Par cette requête et des mémoires, enregistrés les 18 novembre 2024 et 26 février 2025, M. A C, représenté par Me Da Silva C, demande au tribunal :
1°) d’annuler l’arrêté du 8 octobre 2024 par lequel la préfète du Val-de-Marne lui a fait obligation de quitter le territoire français sans délai, a fixé le pays à destination duquel il est susceptible d’être éloigné d’office, et a prononcé à son encontre une interdiction de retour sur le territoire français pendant une durée de deux ans ;
2°) d’enjoindre à la préfète du Val-de-Marne de lui délivrer une carte de séjour temporaire portant la mention « vie privée et familiale », ou, à titre subsidiaire, de réexaminer sa situation et de lui délivrer une autorisation provisoire de séjour, le tout dans un délai de quinze jours à compter de la notification du jugement à intervenir, sous astreinte de 100 euros par jour de retard ;
3°) de mettre à la charge de l’Etat une somme de 1 500 euros au titre des dispositions de l’article L. 761-1 du code de justice administrative.
Il soutient que :
— sa requête est recevable ;
— l’arrêté attaqué est insuffisamment motivé ;
— il est entaché d’un défaut d’examen de sa situation ;
— il est entaché d’une erreur manifeste d’appréciation au regard de sa situation personnelle, et méconnaît les stipulations de l’article 8 de la convention européenne de sauvegarde des droits de l’homme et des libertés fondamentales ;
— il méconnaît l’article 3-1 de la convention internationale des droits de l’enfant ;
— la décision portant obligation de quitter le territoire français est entachée d’erreur de droit dès lors qu’elle est fondée sur le 1° de l’article L. 611-1 du code de l’entrée et du séjour des étrangers et du droit d’asile alors qu’il est entré régulièrement sur le territoire français ;
— la décision fixant le pays de destination est illégale en raison de l’illégalité de la décision portant obligation de quitter le territoire ;
— la décision portant refus de délai de départ volontaire est illégale en raison de l’illégalité de la décision portant obligation de quitter le territoire ;
— elle est entaché d’erreur de droit au regard de l’article L. 612-2 du code de l’entrée et du séjour des étrangers et du droit d’asile, dès lors qu’il ne représente pas de menace pour l’ordre public et qu’il est entré régulièrement sur le territoire français ;
— elle est entachée d’une erreur manifeste d’appréciation dès lors qu’il dispose de garanties de représentation suffisantes ;
— la décision portant interdiction de retour sur le territoire français est insuffisamment motivée ;
— elle est entachée d’erreur de droit dès lors que la préfète ne s’est pas prononcée sur l’ensemble des critères énoncés par le III de l’article L. 511-1 du code de l’entrée et du séjour des étrangers et du droit d’asile ;
— elle méconnaît le III de l’article L. 511-1 du code de l’entrée et du séjour des étrangers et du droit d’asile et est entachée d’une erreur manifeste d’appréciation.

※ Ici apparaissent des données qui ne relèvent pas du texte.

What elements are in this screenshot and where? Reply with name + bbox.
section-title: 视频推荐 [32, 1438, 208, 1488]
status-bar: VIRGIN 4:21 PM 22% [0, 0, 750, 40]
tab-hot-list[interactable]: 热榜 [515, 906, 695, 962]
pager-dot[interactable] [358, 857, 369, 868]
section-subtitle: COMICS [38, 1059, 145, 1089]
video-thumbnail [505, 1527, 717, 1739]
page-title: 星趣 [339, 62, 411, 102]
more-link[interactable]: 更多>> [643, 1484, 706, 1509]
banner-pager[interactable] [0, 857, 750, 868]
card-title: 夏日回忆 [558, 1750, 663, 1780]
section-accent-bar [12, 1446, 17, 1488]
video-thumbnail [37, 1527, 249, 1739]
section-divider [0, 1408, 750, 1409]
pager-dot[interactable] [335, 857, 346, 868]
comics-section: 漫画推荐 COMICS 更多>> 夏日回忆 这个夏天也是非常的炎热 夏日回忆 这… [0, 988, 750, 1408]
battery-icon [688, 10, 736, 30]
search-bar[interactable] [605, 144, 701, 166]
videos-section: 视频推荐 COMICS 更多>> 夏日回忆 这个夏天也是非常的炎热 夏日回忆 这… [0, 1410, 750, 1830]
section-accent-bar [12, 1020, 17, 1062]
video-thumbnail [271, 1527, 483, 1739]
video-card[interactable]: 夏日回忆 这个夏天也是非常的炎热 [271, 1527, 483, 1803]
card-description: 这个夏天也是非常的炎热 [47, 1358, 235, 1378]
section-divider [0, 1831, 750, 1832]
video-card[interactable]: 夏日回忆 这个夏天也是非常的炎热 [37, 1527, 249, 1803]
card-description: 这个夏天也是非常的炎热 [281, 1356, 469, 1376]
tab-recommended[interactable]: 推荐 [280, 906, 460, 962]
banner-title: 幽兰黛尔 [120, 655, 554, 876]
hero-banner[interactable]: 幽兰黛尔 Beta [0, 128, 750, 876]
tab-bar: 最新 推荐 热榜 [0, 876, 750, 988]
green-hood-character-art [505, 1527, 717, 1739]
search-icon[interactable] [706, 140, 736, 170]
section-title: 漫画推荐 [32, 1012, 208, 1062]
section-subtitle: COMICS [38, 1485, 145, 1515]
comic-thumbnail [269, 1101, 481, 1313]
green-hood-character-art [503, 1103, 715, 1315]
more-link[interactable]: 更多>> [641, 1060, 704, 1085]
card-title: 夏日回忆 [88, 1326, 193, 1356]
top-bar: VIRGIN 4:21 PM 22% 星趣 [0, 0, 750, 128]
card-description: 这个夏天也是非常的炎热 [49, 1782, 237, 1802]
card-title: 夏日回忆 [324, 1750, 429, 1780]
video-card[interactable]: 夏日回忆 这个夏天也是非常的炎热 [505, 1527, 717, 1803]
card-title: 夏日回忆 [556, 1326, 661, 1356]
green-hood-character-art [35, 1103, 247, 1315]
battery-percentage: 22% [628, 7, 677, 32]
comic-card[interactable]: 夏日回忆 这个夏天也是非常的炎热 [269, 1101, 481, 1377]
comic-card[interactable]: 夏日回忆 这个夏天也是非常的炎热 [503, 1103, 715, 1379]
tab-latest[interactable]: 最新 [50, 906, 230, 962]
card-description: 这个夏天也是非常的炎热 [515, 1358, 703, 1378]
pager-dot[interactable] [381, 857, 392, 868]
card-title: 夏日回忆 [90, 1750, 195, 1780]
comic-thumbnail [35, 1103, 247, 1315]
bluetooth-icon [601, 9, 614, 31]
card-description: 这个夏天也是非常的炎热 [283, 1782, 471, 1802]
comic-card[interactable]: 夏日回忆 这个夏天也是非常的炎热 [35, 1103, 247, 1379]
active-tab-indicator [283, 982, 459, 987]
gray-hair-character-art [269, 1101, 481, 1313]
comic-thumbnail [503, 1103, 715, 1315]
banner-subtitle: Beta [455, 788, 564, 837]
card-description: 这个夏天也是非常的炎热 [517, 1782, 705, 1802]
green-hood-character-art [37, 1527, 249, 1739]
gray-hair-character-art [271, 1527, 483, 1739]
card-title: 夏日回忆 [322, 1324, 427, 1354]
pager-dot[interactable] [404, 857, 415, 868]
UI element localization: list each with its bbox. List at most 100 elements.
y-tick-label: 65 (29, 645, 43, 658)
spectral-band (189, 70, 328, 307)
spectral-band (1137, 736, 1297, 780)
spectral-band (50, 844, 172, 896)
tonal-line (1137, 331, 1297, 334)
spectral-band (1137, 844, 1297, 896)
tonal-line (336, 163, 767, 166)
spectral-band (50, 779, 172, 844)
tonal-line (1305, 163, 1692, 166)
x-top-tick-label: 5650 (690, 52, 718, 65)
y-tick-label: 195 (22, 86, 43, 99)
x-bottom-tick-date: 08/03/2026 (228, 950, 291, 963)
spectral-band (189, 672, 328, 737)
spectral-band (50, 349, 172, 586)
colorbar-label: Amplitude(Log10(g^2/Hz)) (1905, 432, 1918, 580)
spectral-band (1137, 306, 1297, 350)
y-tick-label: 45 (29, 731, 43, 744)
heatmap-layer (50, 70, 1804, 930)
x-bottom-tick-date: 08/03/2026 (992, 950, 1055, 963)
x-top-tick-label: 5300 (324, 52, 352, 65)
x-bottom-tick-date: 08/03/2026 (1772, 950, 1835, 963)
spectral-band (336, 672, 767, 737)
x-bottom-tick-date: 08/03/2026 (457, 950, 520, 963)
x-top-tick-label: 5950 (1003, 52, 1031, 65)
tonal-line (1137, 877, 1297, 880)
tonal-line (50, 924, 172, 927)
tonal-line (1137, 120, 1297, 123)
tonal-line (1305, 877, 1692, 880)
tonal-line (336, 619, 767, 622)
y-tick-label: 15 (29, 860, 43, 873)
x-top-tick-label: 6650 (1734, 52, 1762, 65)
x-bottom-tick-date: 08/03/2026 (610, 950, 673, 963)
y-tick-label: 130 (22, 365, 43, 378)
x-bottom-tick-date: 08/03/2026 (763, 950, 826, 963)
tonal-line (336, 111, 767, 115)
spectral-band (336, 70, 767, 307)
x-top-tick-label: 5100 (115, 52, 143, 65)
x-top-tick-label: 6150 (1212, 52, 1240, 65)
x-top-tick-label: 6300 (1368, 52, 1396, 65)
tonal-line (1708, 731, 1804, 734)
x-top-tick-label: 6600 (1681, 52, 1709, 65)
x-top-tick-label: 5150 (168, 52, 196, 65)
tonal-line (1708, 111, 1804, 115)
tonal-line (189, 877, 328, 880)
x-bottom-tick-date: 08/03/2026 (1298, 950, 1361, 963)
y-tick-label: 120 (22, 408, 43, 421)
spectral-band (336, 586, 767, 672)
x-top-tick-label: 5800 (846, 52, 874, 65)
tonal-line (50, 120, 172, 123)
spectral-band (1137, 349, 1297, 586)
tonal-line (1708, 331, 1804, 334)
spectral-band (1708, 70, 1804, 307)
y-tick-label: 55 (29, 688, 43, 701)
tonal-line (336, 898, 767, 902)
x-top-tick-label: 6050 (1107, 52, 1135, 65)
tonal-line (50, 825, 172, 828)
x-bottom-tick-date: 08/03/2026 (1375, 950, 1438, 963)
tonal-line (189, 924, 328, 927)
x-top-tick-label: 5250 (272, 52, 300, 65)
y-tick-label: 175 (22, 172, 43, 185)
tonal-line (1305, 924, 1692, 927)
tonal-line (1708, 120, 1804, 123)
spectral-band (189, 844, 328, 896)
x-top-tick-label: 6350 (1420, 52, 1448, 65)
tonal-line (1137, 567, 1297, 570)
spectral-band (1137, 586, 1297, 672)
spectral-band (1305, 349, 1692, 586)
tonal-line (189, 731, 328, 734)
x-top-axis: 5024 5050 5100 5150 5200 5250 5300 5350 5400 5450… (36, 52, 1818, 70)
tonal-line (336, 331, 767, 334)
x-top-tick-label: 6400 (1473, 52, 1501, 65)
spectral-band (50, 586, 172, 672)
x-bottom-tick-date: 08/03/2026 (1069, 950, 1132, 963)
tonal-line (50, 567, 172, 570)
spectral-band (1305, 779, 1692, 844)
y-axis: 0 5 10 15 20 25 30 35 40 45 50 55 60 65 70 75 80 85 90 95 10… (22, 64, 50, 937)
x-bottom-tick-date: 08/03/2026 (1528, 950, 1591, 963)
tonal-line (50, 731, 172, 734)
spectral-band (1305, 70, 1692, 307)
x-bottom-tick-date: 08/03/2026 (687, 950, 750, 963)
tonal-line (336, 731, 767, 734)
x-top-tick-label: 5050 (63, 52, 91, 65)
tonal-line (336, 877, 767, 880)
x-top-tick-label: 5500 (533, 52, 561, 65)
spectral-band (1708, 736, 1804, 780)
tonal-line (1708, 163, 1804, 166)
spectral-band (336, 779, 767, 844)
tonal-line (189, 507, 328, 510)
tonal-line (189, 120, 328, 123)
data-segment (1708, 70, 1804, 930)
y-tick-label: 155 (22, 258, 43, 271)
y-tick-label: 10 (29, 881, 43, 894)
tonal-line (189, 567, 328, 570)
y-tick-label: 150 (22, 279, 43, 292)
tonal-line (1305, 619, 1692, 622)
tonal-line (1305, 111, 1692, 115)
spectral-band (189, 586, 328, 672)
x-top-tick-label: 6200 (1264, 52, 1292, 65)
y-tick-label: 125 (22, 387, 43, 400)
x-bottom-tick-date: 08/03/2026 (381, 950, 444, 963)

Par un mémoire en défense, enregistré le 17 février 2025, le préfet du Val-de-Marne, représenté par Me Termeau, conclut au rejet de la requête.
Il soutient que :
— la requête est irrecevable pour tardiveté ;
— les moyens soulevés par le requérant ne sont pas fondés.
Par une ordonnance du 18 février 2025, la clôture de l’instruction a été fixée au 3 mars 2025 à 12 heures.
Vu les autres pièces du dossier.
Vu :
— la convention européenne de sauvegarde des droits de l’homme et des libertés fondamentales ;
— le code de l’entrée et du séjour des étrangers et du droit d’asile ;
— le code des relations entre le public et l’administration ;
— le code de justice administrative.
La présidente de la formation de jugement a dispensé la rapporteure publique, sur sa proposition, de prononcer des conclusions à l’audience sur ce litige en application de l’article R. 732-1-1 du code de justice administrative.
Les parties ont été régulièrement averties du jour de l’audience.
Ont été entendus au cours de l’audience publique :
— le rapport de Mme Caron, première conseillère,
— et les observations de Me Da Silva C, représentant M. A C.
Considérant ce qui suit :
1. M. B A C, ressortissant capverdien né en 1966, a été interpellé le 8 octobre 2024 dans le cadre d’une opération de contrôle d’identité. Par un arrêté du même jour, la préfète du Val-de-Marne lui a fait obligation de quitter le territoire français sans délai, a fixé le pays à destination duquel il est susceptible d’être éloigné d’office, et lui a fait interdiction de revenir sur le territoire français pendant une durée de deux ans. M. A C demande l’annulation de cet arrêté.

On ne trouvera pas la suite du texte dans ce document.